L’agenda 2020 come compone l’elemento della carta con quello del digitale? E su quali valori punta?

La salvaguardia del pianeta, per fortuna, è diventato un tema di attualità e se ne sono accorti anche alcuni dei grandi padroni del pianeta. Se ne sono accorti milioni di ragazzi, e questo è forse il valore principale che dobbiamo riuscire a trasmettere, sia alle nuove generazioni che ai governanti. Noi ci siamo adattati al protocollo di Kyoto già nel 2006, gli Stati Uniti ancora oggi fanno fatica ad accettarlo. Ma all’interno dell’agenda 2020 abbiamo regalato una serie di pagine a tante associazioni che si occupano di interventi sociali diversi.

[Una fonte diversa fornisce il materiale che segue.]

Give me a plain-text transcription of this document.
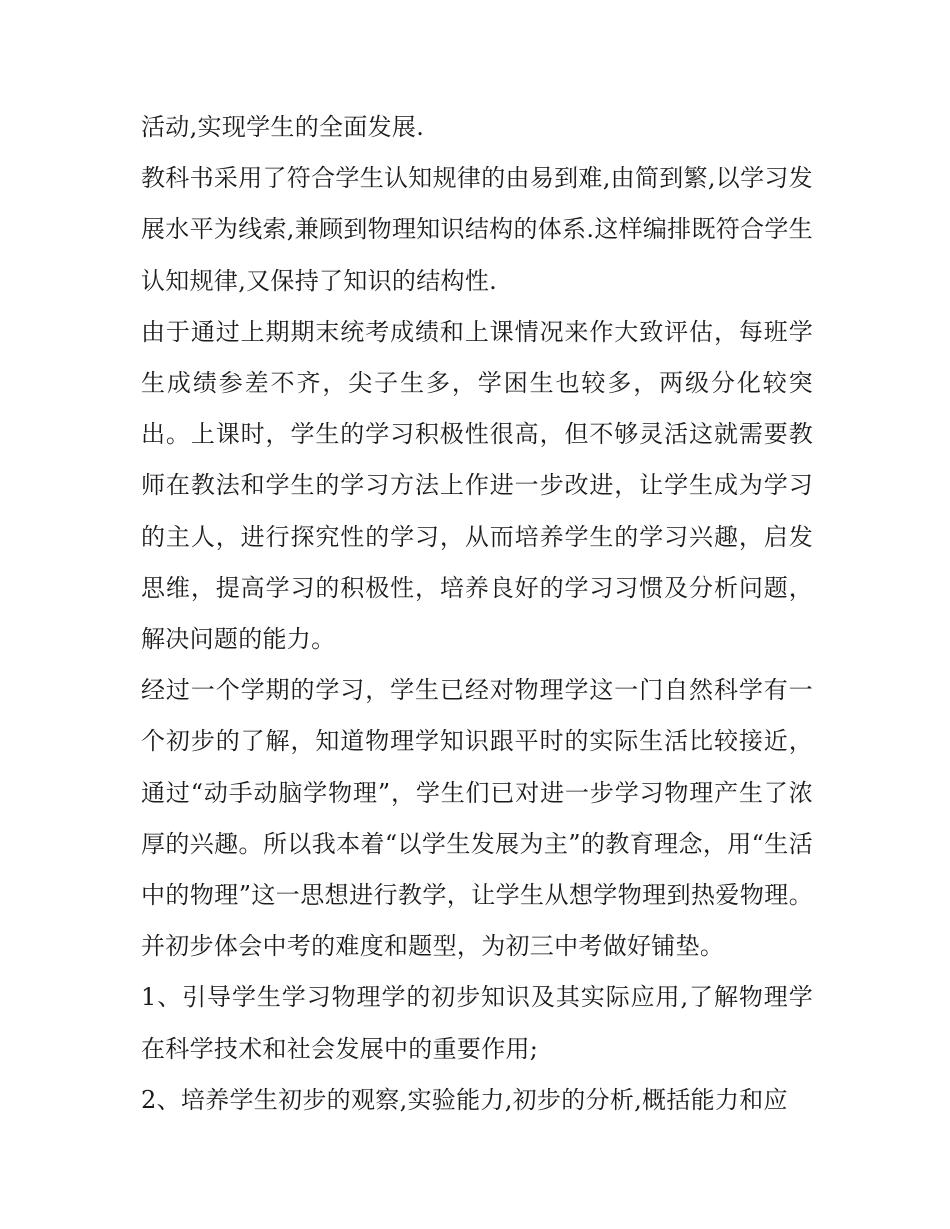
活动,实现学生的全面发展.

教科书采用了符合学生认知规律的由易到难,由简到繁,以学习发展水平为线索,兼顾到物理知识结构的体系.这样编排既符合学生认知规律,又保持了知识的结构性.

由于通过上期期末统考成绩和上课情况来作大致评估，每班学生成绩参差不齐，尖子生多，学困生也较多，两级分化较突出。上课时，学生的学习积极性很高，但不够灵活这就需要教师在教法和学生的学习方法上作进一步改进，让学生成为学习的主人，进行探究性的学习，从而培养学生的学习兴趣，启发思维，提高学习的积极性，培养良好的学习习惯及分析问题，解决问题的能力。

经过一个学期的学习，学生已经对物理学这一门自然科学有一个初步的了解，知道物理学知识跟平时的实际生活比较接近，通过“动手动脑学物理”，学生们已对进一步学习物理产生了浓厚的兴趣。所以我本着“以学生发展为主”的教育理念，用“生活中的物理”这一思想进行教学，让学生从想学物理到热爱物理。并初步体会中考的难度和题型，为初三中考做好铺垫。

1、引导学生学习物理学的初步知识及其实际应用,了解物理学在科学技术和社会发展中的重要作用;

2、培养学生初步的观察,实验能力,初步的分析,概括能力和应
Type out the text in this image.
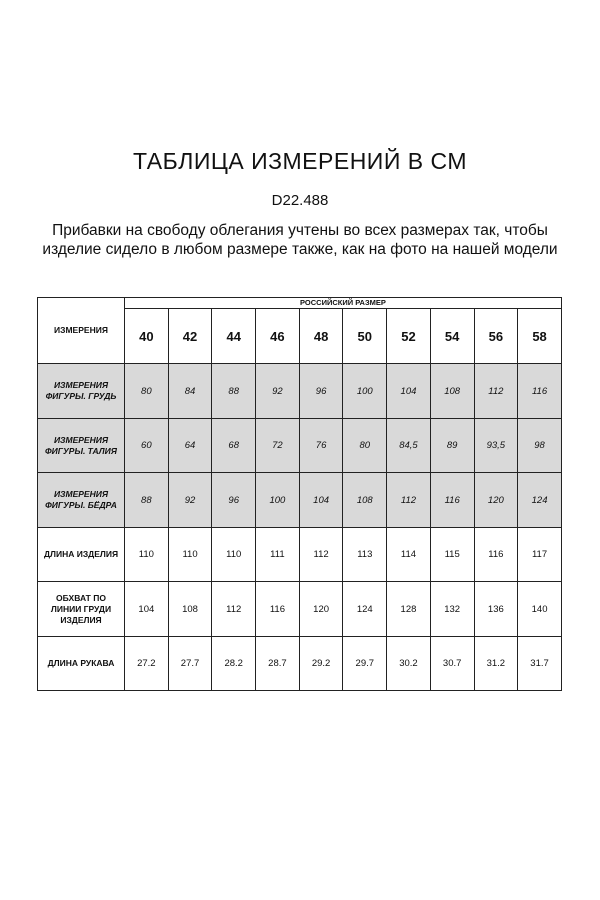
ТАБЛИЦА ИЗМЕРЕНИЙ В СМ
D22.488
Прибавки на свободу облегания учтены во всех размерах так, чтобы
изделие сидело в любом размере также, как на фото на нашей модели
ИЗМЕРЕНИЯ	РОССИЙСКИЙ РАЗМЕР									
	40	42	44	46	48	50	52	54	56	58
ИЗМЕРЕНИЯ
ФИГУРЫ. ГРУДЬ	80	84	88	92	96	100	104	108	112	116
ИЗМЕРЕНИЯ
ФИГУРЫ. ТАЛИЯ	60	64	68	72	76	80	84,5	89	93,5	98
ИЗМЕРЕНИЯ
ФИГУРЫ. БЁДРА	88	92	96	100	104	108	112	116	120	124
ДЛИНА ИЗДЕЛИЯ	110	110	110	111	112	113	114	115	116	117
ОБХВАТ ПО
ЛИНИИ ГРУДИ
ИЗДЕЛИЯ	104	108	112	116	120	124	128	132	136	140
ДЛИНА РУКАВА	27.2	27.7	28.2	28.7	29.2	29.7	30.2	30.7	31.2	31.7
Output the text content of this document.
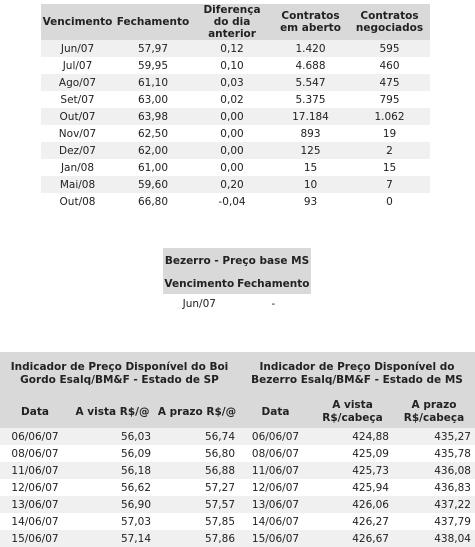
Vencimento	Fechamento	Diferença do dia anterior	Contratos em aberto	Contratos negociados
Jun/07	57,97	0,12	1.420	595
Jul/07	59,95	0,10	4.688	460
Ago/07	61,10	0,03	5.547	475
Set/07	63,00	0,02	5.375	795
Out/07	63,98	0,00	17.184	1.062
Nov/07	62,50	0,00	893	19
Dez/07	62,00	0,00	125	2
Jan/08	61,00	0,00	15	15
Mai/08	59,60	0,20	10	7
Out/08	66,80	-0,04	93	0
Bezerro - Preço base MS	
Vencimento	Fechamento
Jun/07	-
Indicador de Preço Disponível do Boi Gordo Esalq/BM&F - Estado de SP			Indicador de Preço Disponível do Bezerro Esalq/BM&F - Estado de MS		
Data	A vista R$/@	A prazo R$/@	Data	A vista R$/cabeça	A prazo R$/cabeça
06/06/07	56,03	56,74	06/06/07	424,88	435,27
08/06/07	56,09	56,80	08/06/07	425,09	435,78
11/06/07	56,18	56,88	11/06/07	425,73	436,08
12/06/07	56,62	57,27	12/06/07	425,94	436,83
13/06/07	56,90	57,57	13/06/07	426,06	437,22
14/06/07	57,03	57,85	14/06/07	426,27	437,79
15/06/07	57,14	57,86	15/06/07	426,67	438,04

Da quelle legate all’infanzia a Greenpeace, da Anlaids ad Amref. Per non parlare di Emergency, con cui abbiamo un rapporto storico consolidato. Se quello dell’ambiente è il valore ora più di attualità, c’è anche la solidarietà, la difesa dei diritti, la prevenzione dell’aids.
Quanto alla carta, credo che non morirà mai, alla faccia dei gufi sparsi in giro per il mondo. Perché toccare un foglio è diverso dal toccare una tastiera. Dopodiché, cerchiamo di avere una presenza social significativa e di promuovere un consumo intelligente della carta.

In conclusione, i ragazzi sono davvero così razzisti, cattivi e impauriti come vengono descritti?

Ovviamente sono cambiati tanti elementi strutturali dell’esistenza. Ma i giovani sono sempre stati curiosi, incazzati, a volte appiattiti sulle mode, alla ricerca continua di qualcosa da aggiungere alla loro vita, del divertimento e del cazzeggio. È intrinseco all’animo di ogni giovane mettere insieme tutte queste contraddizioni, più che delle risposte. Tuttavia oggi la società è più cattiva, l’odio spesso prende il sopravvento su altri valori, e credo che sia presente nel mondo giovanile come nella società. Ma c’è anche il resto. Basti pensare ai milioni in piazza nel mondo per l’ambiente: è bastata la scintilla di Greta Thunberg per mobilitarli. I giovani vanno presi con le loro contraddizioni, con la loro voglia di cambiare. E poi c’è una dimensione “mondo” assai più presente rispetto al passato. Una dimensione possibile grazie a internet, ai social, e che può essere, se sfruttata in modo intelligente, molto positiva. Senza dimenticare i milioni di ragazzi impegnati nel volontariato, con enti e associazioni. Mentre la sottolineatura dell’odio penso in parte sia connessa al fatto che ci sono dei cattivi esempi, anche tra chi ci governa.